Annoncée par le concept C-X16 l’an dernier, la nouvelle F-Type entend offrir à Jaguar une clientèle nouvelle à 90 %. Il faut dire que la marque, toutes proportions gardées, n’a plus produit ce genre de roadster depuis la… SS100 d’avant guerre ! Mais ce magnifique joujou dessiné par Ian Callum et son équipe a-t-il les moyens de ses ambitions ? Direction les routes du Pays Basque espagnol pour en juger

Technique

Contrairement à ce que l’on pourrait penser, la F-Type n’est pas une XK rhabillée. Sa plate-forme a certes été conçue sur le modèle de cette dernière, mais elle lui est spécifique, ne serait-ce que par ses dimensions plus contenues. Réalisée en alliage d’aluminium (collé et riveté mais jamais soudé), à l’instar de la carrosserie, elle ne pèse, nue, que 261 kg tout en offrant une rigidité de haut niveau.
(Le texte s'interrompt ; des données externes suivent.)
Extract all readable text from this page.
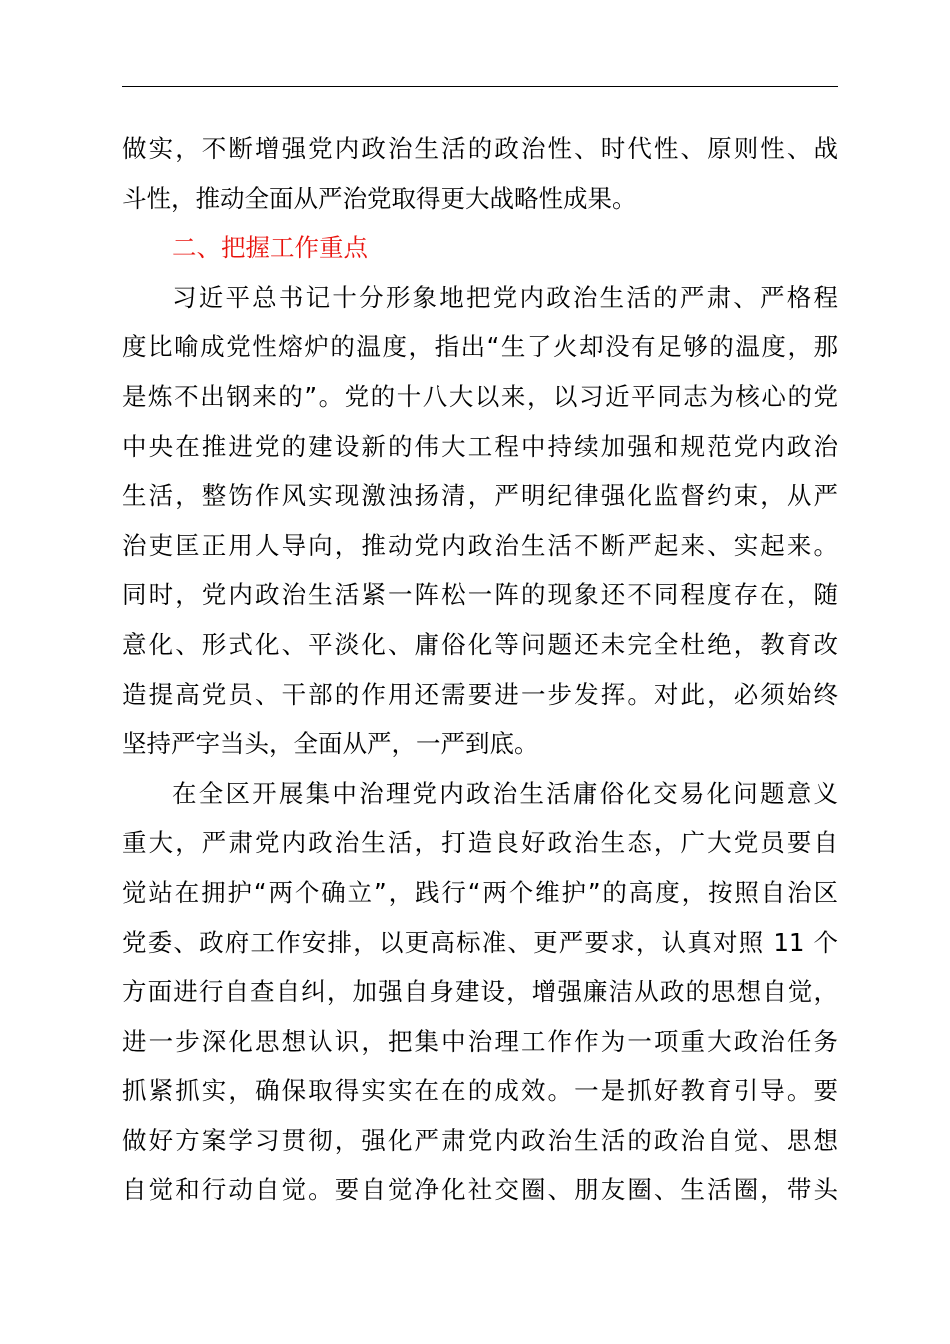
做实，不断增强党内政治生活的政治性、时代性、原则性、战
斗性，推动全面从严治党取得更大战略性成果。
二、把握工作重点
习近平总书记十分形象地把党内政治生活的严肃、严格程
度比喻成党性熔炉的温度，指出“生了火却没有足够的温度，那
是炼不出钢来的”。党的十八大以来，以习近平同志为核心的党
中央在推进党的建设新的伟大工程中持续加强和规范党内政治
生活，整饬作风实现激浊扬清，严明纪律强化监督约束，从严
治吏匡正用人导向，推动党内政治生活不断严起来、实起来。
同时，党内政治生活紧一阵松一阵的现象还不同程度存在，随
意化、形式化、平淡化、庸俗化等问题还未完全杜绝，教育改
造提高党员、干部的作用还需要进一步发挥。对此，必须始终
坚持严字当头，全面从严，一严到底。
在全区开展集中治理党内政治生活庸俗化交易化问题意义
重大，严肃党内政治生活，打造良好政治生态，广大党员要自
觉站在拥护“两个确立”，践行“两个维护”的高度，按照自治区
党委、政府工作安排，以更高标准、更严要求，认真对照 11 个
方面进行自查自纠，加强自身建设，增强廉洁从政的思想自觉，
进一步深化思想认识，把集中治理工作作为一项重大政治任务
抓紧抓实，确保取得实实在在的成效。一是抓好教育引导。要
做好方案学习贯彻，强化严肃党内政治生活的政治自觉、思想
自觉和行动自觉。要自觉净化社交圈、朋友圈、生活圈，带头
Au total, le poids s’élève à 1 665 kg tout de même, contre 1 485 kg à Porsche 911 Carrera S cabrio PDK (concurrente souvent citée chez Jaguar).
La F-Type inaugure des moteurs V6 qui vont se retrouver sous le capot des berlines Jaguar. Ils dérivent du V8 5.0 déjà vu dans les XK et XF, à présent dans sa 3ème génération. Et c’est lui qui, fort d’un compresseur permettant une puissance de 495 ch (pour 625 Nm de couple), anime notre modèle d’essai. D’où un rapport poids/puissance de 3,36 kg/ch, meilleur que celui de la Porsche. Ce propulseur s’attèle exclusivement à une boîte automatique ZF à 8 rapports dotée de palettes et envoie logiquement sa puissance aux roues arrière, gérées par un vrai différentiel à glissement limité (verrouillant de 0 à 100 %).
D’origine, la suspension à doubles triangles avant et arrière reçoit des amortisseurs actifs à 13 capteurs mais ce qui retient l’attention, c’est la décision de Jaguar de ne pas sacrifier l’agrément de la direction pour quelques malheureux grammes de CO2. En effet, l’assistance, variable, demeure 100 % hydraulique (système Servotronic de ZF) pour préserver le toucher de route. C’est un détail me direz-vous, mais il résume très bien la philosophie de cette voiture, toute entière vouée au plaisir plus qu’à la performance pure, même si les chiffres annoncés sont d’un niveau très respectable, avec un 0 à 100 km/h en 4,3 sec et une vitesse maxi limitée (!) à 300 km/h…

Au volant

Avant de m’installer au volant, je n’ai pu résister à l’envie de contempler cette carrosserie sublime. Oui, c’est subjectif, mais tout de même, les stylistes, dirigés par Ian Callum, ont exécuté un travail qui force l’admiration. D’une part, cette robe repérable entre mille parle immédiatement aux sens, avec ses surfaces sobres et ses volumes… voluptueux. On est loin de la banalité d’une 911 ou de la complexité excessive d’une Ferrari California. D’autre part, le soin du détail satisfera l’esthète exigeant, avec cette ligne qui débute au bas du bouclier avant puis définit le contour du projecteur et de l’aile pour ensuite aller se perdre au bout de la portière. L’aile arrière, rebondie, arbore une crête centrale de toute beauté, qui a nécessité un usinage spécifique (8 coups de presse) et donne tout son caractère à la voiture. Enfin, la poupe arbore des feux effilés rappelant ceux de la Type-E ainsi que 4 sorties d’échappement, certes suggestives mais moins frappantes que les deux sorties centrales des versions V6.
Quant au cockpit, il joue aussi la carte du raffinement, mais avec plus de classicisme et certains détails déjà vus ailleurs, comme cette sorte de poignée sur le bas droit de la console centrale. En tout cas, la finition n’appelle pas la critique, non plus que la position de conduite, impeccable.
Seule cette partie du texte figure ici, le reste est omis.